Teatro de la Abadía. Madrid.
Noviembre 2020.
Pablo Rosal propone, a través de un texto interesante y por momentos brillante, un ejercicio hábil de reflexión teatral sobre el mero hecho de conversar. Como mínimo es un texto arriesgado, y eso para mí es ya una virtud.
El conflicto se presenta claro desde el principio: ¿cómo de fácil o difícil es hablar? Como decía, la puesta en cuestión de lo cotidiano es ya en sí una apuesta valiente y necesaria.
Malena Alterio y Luis Bermejo son dos grandes intérpretes. Sin duda hay en su cuerpo oficio con el cual expresar. La interpretación es intensa, y en algunos momentos creíble. Sin embargo, en otros momentos desgraciadamente apresurada, no con la prisa del personaje que quiere hacer conversación y no sabe cómo. Y gracias a ese no-saber crea una conducta que genera un personaje. En este caso era más la prisa del actor y la actriz que quieren resolver un diálogo difícil y no saben cómo. Parecen la misma cosa, pero no lo son. La primera abre el camino de la creación. La segunda abre el camino del recurso conocido y conservador.

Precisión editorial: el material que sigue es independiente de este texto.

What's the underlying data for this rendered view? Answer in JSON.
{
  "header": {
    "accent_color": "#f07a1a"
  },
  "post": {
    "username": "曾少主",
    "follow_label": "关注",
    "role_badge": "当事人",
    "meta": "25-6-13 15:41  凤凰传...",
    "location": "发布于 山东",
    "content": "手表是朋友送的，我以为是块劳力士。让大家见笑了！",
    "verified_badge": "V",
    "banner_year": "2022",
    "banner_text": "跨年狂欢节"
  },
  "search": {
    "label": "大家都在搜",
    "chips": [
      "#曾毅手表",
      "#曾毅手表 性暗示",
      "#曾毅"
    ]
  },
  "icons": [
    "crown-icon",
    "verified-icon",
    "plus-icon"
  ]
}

La escenografía de Almudena Bautista nos propone creer que es posible hacer una obra con la única ayuda de una mesa y dos sillas. Pero eso sólo es posible si los intérpretes pueden convertir esas dos sillas y esa mesa en cualquier otra cosa que ayude a conseguir su objetivo. ¿Dónde estaba ese trabajo? ¿Dónde estaba el objetivo? A veces oculto en el escondite más conocido en el teatro español: tras una cortina de palabras.

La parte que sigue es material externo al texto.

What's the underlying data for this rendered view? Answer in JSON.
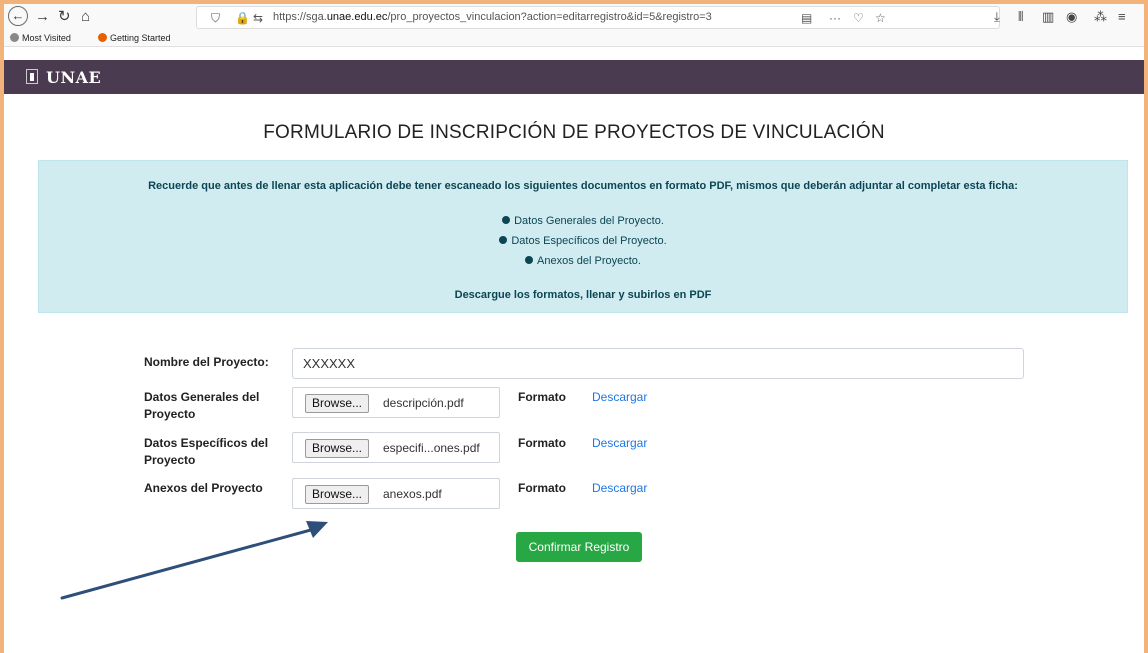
{
  "browser": {
    "url_prefix": "https://sga.",
    "url_domain": "unae.edu.ec",
    "url_path": "/pro_proyectos_vinculacion?action=editarregistro&id=5&registro=3",
    "bookmarks": [
      "Most Visited",
      "Getting Started"
    ]
  },
  "site": {
    "logo_text": "UNAE"
  },
  "page": {
    "title": "FORMULARIO DE INSCRIPCIÓN DE PROYECTOS DE VINCULACIÓN",
    "alert_intro": "Recuerde que antes de llenar esta aplicación debe tener escaneado los siguientes documentos en formato PDF, mismos que deberán adjuntar al completar esta ficha:",
    "alert_items": [
      "Datos Generales del Proyecto.",
      "Datos Específicos del Proyecto.",
      "Anexos del Proyecto."
    ],
    "alert_footer": "Descargue los formatos, llenar y subirlos en PDF"
  },
  "form": {
    "name_label": "Nombre del Proyecto:",
    "name_value": "XXXXXX",
    "browse_label": "Browse...",
    "formato_label": "Formato",
    "descargar_label": "Descargar",
    "rows": [
      {
        "label_l1": "Datos Generales del",
        "label_l2": "Proyecto",
        "file": "descripción.pdf"
      },
      {
        "label_l1": "Datos Específicos del",
        "label_l2": "Proyecto",
        "file": "especifi...ones.pdf"
      },
      {
        "label_l1": "Anexos del Proyecto",
        "label_l2": "",
        "file": "anexos.pdf"
      }
    ],
    "confirm_label": "Confirmar Registro"
  },
  "colors": {
    "header_bg": "#4b3b50",
    "alert_bg": "#d1ecf1",
    "confirm_bg": "#28a745",
    "link": "#1e76e8",
    "arrow": "#2e4f79",
    "frame": "#f2b37a"
  },
  "icons": [
    "back-icon",
    "forward-icon",
    "reload-icon",
    "home-icon",
    "shield-icon",
    "lock-icon",
    "reader-icon",
    "more-icon",
    "pocket-icon",
    "star-icon",
    "download-icon",
    "library-icon",
    "sidebar-icon",
    "account-icon",
    "extension-icon",
    "menu-icon"
  ]
}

El hecho de que Luis Bermejo encontrara su punto culminante en la imitación de una persona rústica reaccionando ante una inundación me hace temer que faltaba algo de riesgo, imaginación y tal vez, y esto está en la casilla de la dirección, ideas claras sobre qué quiero contar.
La tragicomedia de la comunicación no se puede resolver en un repertorio gestual ocultado por la rapidez con la que se suceden las líneas del texto. Quiero más. Y eso se lo tengo que agradecer. Salgo con ganas de más. Lamentablemente, no lo tuve en esa función, a pesar de que el elenco era obviamente profesional, en la dirección se notaban ganas de hacer teatro y el texto invitaba a imaginar.

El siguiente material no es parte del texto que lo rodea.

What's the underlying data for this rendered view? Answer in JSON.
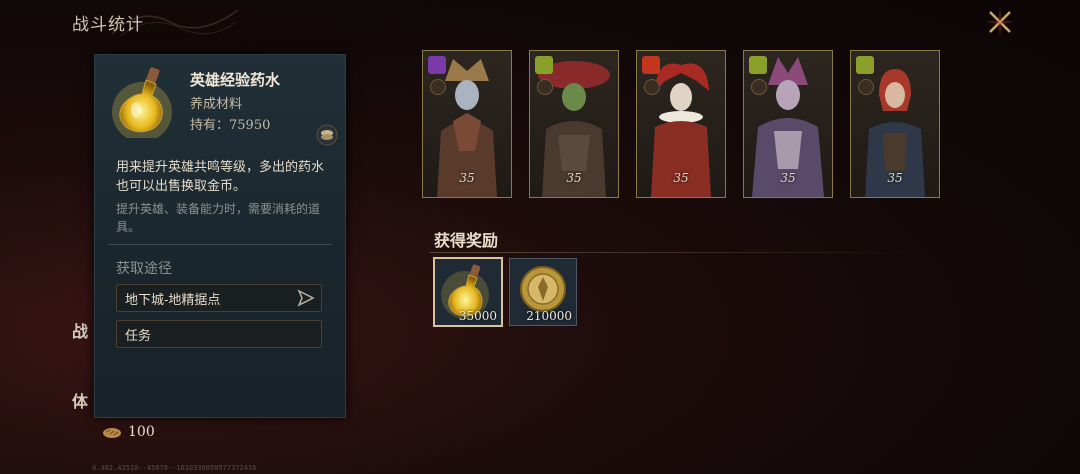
{
  "header": {
    "title": "战斗统计"
  },
  "side_labels": [
    "战",
    "体"
  ],
  "popup": {
    "item_name": "英雄经验药水",
    "category": "养成材料",
    "owned": "持有：75950",
    "description": "用来提升英雄共鸣等级，多出的药水也可以出售换取金币。",
    "note": "提升英雄、装备能力时，需要消耗的道具。",
    "sources_title": "获取途径",
    "sources": [
      "地下城-地精据点",
      "任务"
    ]
  },
  "footer": {
    "currency_value": "100",
    "version": "0.302.43510--45870--1610336050577372416"
  },
  "heroes": [
    {
      "level": "35",
      "element_color": "#7a3aa8",
      "role_icon": "shield-icon"
    },
    {
      "level": "35",
      "element_color": "#8aa02a",
      "role_icon": "sword-icon"
    },
    {
      "level": "35",
      "element_color": "#c2361e",
      "role_icon": "staff-icon"
    },
    {
      "level": "35",
      "element_color": "#8aa02a",
      "role_icon": "sword-icon"
    },
    {
      "level": "35",
      "element_color": "#8aa02a",
      "role_icon": "shield-icon"
    }
  ],
  "rewards": {
    "title": "获得奖励",
    "items": [
      {
        "icon": "potion-icon",
        "count": "35000",
        "selected": true
      },
      {
        "icon": "gold-coin-icon",
        "count": "210000",
        "selected": false
      }
    ]
  }
}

El público, como tantas veces, apareció dispuesto a levantarse para aplaudir hasta reventar. No hay escala. Cada obra a la que voy provoca una reacción de 12 sobre un máximo de 10. Como es prácticamente imposible – por mera estadística y porque el arte es así - que ninguno de los asistentes hayan visto nunca una obra mejor, me surje, dolorosamente, la misma reflexión de siempre: ¿por qué aplauden y se levantan? Si la única forma de reconocimiento del público hacia los que presentan una obra es ese aplauso final ... ¿Por qué ese aplauso no recoge lo visto y oido y sentido de forma proporcional? De nuevo ¿por qué aplauden? Supongo que ya que has pagado ... Pero yo no me conformo. Se puede aplaudir sentado. Y se puede aplaudir muchísimo, mucho, a medio gas, o poco. Y se puede hacer salir al elenco a saludar después de la función dos veces o una o ninguna. Y eso es fundamental, porque hará que la exigencia vaya entrando poco a poco en un teatro español autocomplaciente y conservador.
Volvería a ver esta obra y la recomendaría. Lo haría por los destellos de genio que a veces asomaban en los intérpretes y sobre todo por volver a escuchar algunas partes del texto.